NYSCC Suppliers’ Day 2026: IFF on how biotech is shaping the future of personal care
26 May 2026 | International Flavors & Fragrances
At NYSCC Suppliers’ Day, Sergio Carballo, senior scientist at International Flavors & Fragrances (IFF), discussed three pillars for successful biotech integration: scalability, performance, and trust. The conversation explored how early scientific choices shape commercial success. He also looked at balancing molecular ambition with industrial robustness. Finally, the conversation highlighted non-technical factors that can slow adoption, even when sustainability and performance benefits are clear.
This is Sabina Waldeck for Personal care insights at New York Suppliers Day, joined by Sergio Carballo, senior scientist at IFF.
Welcome.
Thank you.
So can you give me a brief overview of what you're presenting at New York Suppliers Day?
Yeah, basically, the presentation was focused on how biotechnology is shaping the future of beauty.
I basically structured the presentation aiming to explain the three pillars that can move a successful innovation in biotechnology, which are basically scalability, performance, and trust.
And with that, not necessarily you need to make sustainable claims to be successful, but basically if you are able to complete these three pillars, you have a good path to a successful product.
Additionally, I, I focus on the two key platforms to deliver this, which are fermentation, fermentation, and enzymatic biomechanics.
Perfect.
And you've highlighted scalability, performance, and trust as key gatekeepers for biotech adoption in your presentation.
And from your experience, which early scientific.
Most strongly determine whether a biotech ingredient will ultimately succeed commercially or fail before it reaches the market.
I would say the key is think about scalability since the beginning of your design.
So biotechnology allowed design led by.
Creating a successful platform.
But if you have a really strong molecule that delivers performance but is not scalable, then you get problems, especially if it's not cost effective or you have issues in downstream.
So basically, since the beginning, what we should do is we need to support molecular design with a good scalability pathway to build a successful molecule in the market.
Yeah.
And in biotech ingredient design, what are the most Common trade-offs scientists must manage between molecular ambition and industrial robustness.
That's basically one of the things, as I mentioned, sometimes we as scientists, we want to create the best performance molecule, and that creates some issues that is when we transfer this to our engineering teams, they say, I cannot make it happen.

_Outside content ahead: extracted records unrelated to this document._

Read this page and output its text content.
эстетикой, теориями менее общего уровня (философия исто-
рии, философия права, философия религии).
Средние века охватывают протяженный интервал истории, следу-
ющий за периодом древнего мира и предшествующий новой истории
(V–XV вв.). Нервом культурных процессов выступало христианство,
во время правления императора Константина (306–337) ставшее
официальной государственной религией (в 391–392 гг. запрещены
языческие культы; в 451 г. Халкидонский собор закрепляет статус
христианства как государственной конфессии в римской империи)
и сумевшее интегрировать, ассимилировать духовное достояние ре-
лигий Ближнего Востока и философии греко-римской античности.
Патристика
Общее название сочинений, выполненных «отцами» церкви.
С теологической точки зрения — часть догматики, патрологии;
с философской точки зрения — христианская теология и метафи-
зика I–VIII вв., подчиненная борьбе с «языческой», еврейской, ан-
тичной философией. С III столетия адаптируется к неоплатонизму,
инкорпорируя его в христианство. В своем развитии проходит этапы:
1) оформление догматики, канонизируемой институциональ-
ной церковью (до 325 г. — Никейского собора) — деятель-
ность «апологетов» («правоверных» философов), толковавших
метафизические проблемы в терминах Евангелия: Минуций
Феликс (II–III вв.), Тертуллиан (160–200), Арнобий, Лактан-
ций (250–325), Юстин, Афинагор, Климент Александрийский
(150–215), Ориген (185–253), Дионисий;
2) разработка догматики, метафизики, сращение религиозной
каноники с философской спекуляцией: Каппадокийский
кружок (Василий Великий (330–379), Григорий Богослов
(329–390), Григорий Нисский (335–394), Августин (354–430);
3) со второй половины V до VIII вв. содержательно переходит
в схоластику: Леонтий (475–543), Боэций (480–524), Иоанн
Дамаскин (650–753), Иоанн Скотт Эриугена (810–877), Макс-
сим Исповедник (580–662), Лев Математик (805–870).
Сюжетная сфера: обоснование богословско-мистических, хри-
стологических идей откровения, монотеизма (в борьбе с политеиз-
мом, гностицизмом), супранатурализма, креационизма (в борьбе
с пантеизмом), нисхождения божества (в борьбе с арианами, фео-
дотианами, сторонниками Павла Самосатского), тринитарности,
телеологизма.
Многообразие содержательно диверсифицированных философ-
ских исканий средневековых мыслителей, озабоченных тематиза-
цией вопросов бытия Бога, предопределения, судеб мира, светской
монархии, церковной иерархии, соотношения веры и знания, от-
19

So basically, since we at the beginning think about scalability, performance, and actually create a good story.
To tell customers about your sustainability claims, about your performance claims, that facilitates the path to have a successful molecule since the beginning, since the early start.
Obviously we need to have a process that has to be cost effective and the cost and value of your application is important as.
But I think if you since the beginning consider where are you taking this material in the end, you may have success.
So we as scientists normally trade off.
How can I say it, the best molecular design for having something that it can be manufactured properly and can be delivered to the market.
Yeah, and then from a scientific perspective, what non-technical factors most often slow the adoption of biotech ingredients, even when performance and sustainability benefits are clear.
I think that the most important one is gaining trust from your customers, transparency in your claims, having a compelling communication path to explain basically what you can deliver with your platform.
That's important for example for our enzymatic biomaterials.
Sometimes new customers are not that open to adopt new materials.
For example, in fermentation, it's easy because you are creating bioidentical molecules that are easy to adapt in their formulation.
So in our case we need to create the trust in the customers that we can deliver.
Improve performance in this case because we're having we'll talk about multifunctional materials and secondly that we can also be cost effective formulation compatible so they don't have to change a lot of their backgrounds.
So in that case to me that's the most important part to support trust with compelling deliverables.